Article 3(3) then says –

The following storeys shall be taken into account when calculating whether the HMO or any part of it comprises three storeys or more –

After which, the order defines various parts of a building –

(a) basements
(b) attics
(c) and (d) where living accommodation is above or below business premisses
(e) mezzanine floors; and
(f) other storeys

Basements

A basement shall be taken into account as a storey of the HMO if –

(i) it is used wholly or partly as living accommodation;
(ii) it has been constructed, converted or adapted for use wholly or partly as living accommodation;
(iii) it is being used in connection with, and as an integral part of, the HMO; or
(iv) it is the only or principal entry into the HMO from the street.

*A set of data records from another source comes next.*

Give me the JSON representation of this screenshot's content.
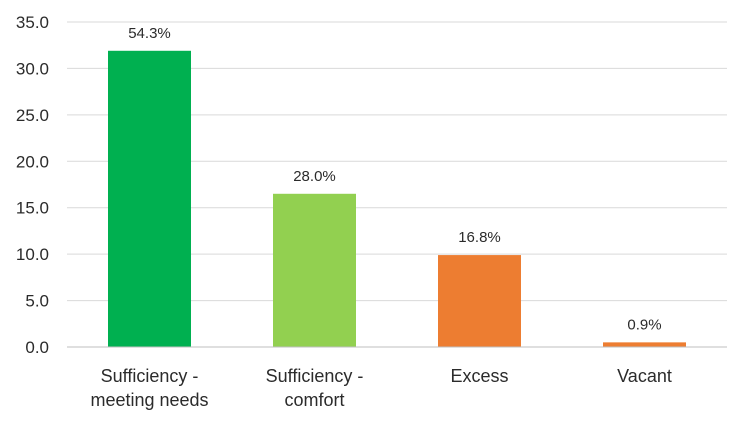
{
  "chart_data": {
    "type": "bar",
    "title": "",
    "xlabel": "",
    "ylabel": "",
    "ylim": [
      0,
      35
    ],
    "yticks": [
      "0.0",
      "5.0",
      "10.0",
      "15.0",
      "20.0",
      "25.0",
      "30.0",
      "35.0"
    ],
    "ytick_values": [
      0,
      5,
      10,
      15,
      20,
      25,
      30,
      35
    ],
    "grid": true,
    "categories": [
      [
        "Sufficiency -",
        "meeting needs"
      ],
      [
        "Sufficiency -",
        "comfort"
      ],
      [
        "Excess"
      ],
      [
        "Vacant"
      ]
    ],
    "values": [
      31.9,
      16.5,
      9.9,
      0.5
    ],
    "data_labels": [
      "54.3%",
      "28.0%",
      "16.8%",
      "0.9%"
    ],
    "colors": [
      "#00b050",
      "#92d050",
      "#ed7d31",
      "#ed7d31"
    ]
  }
}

Is it a storey of the building or the HMO?

It is worth pausing for a moment here and first answer a fundamental question. If we assume for a moment there is a two bedroom maisonette on the ground and first floor with it’s own ground floor entrance and there is a self contained flat in the basement, does that basement flat count as a storey?

Article 3(3)(a) provides a basement storey shall be taken into account if (i) it is used … as living accommodation or, (ii) it has been constructed or converted … as living accommodation, (iii) used in connection with the HMO or, (iv) it’s the entrance to the HMO.

Going backwards, clearly (iv) doesn’t apply because in our example the entrance is on the ground floor not the basement. Nor does (iii) because the storey must be used “in connection with the HMO” which, in our example as it’s a self contained flat, is not in connection with our HMO.

However, (i) and (ii) are less clear. They refer to the basement storey as being taken into account if it’s used as living accommodation or was converted for such use.

The High Court and Magistrates Court have ruled in separate cases that the storey must be part of the HMO and not the building.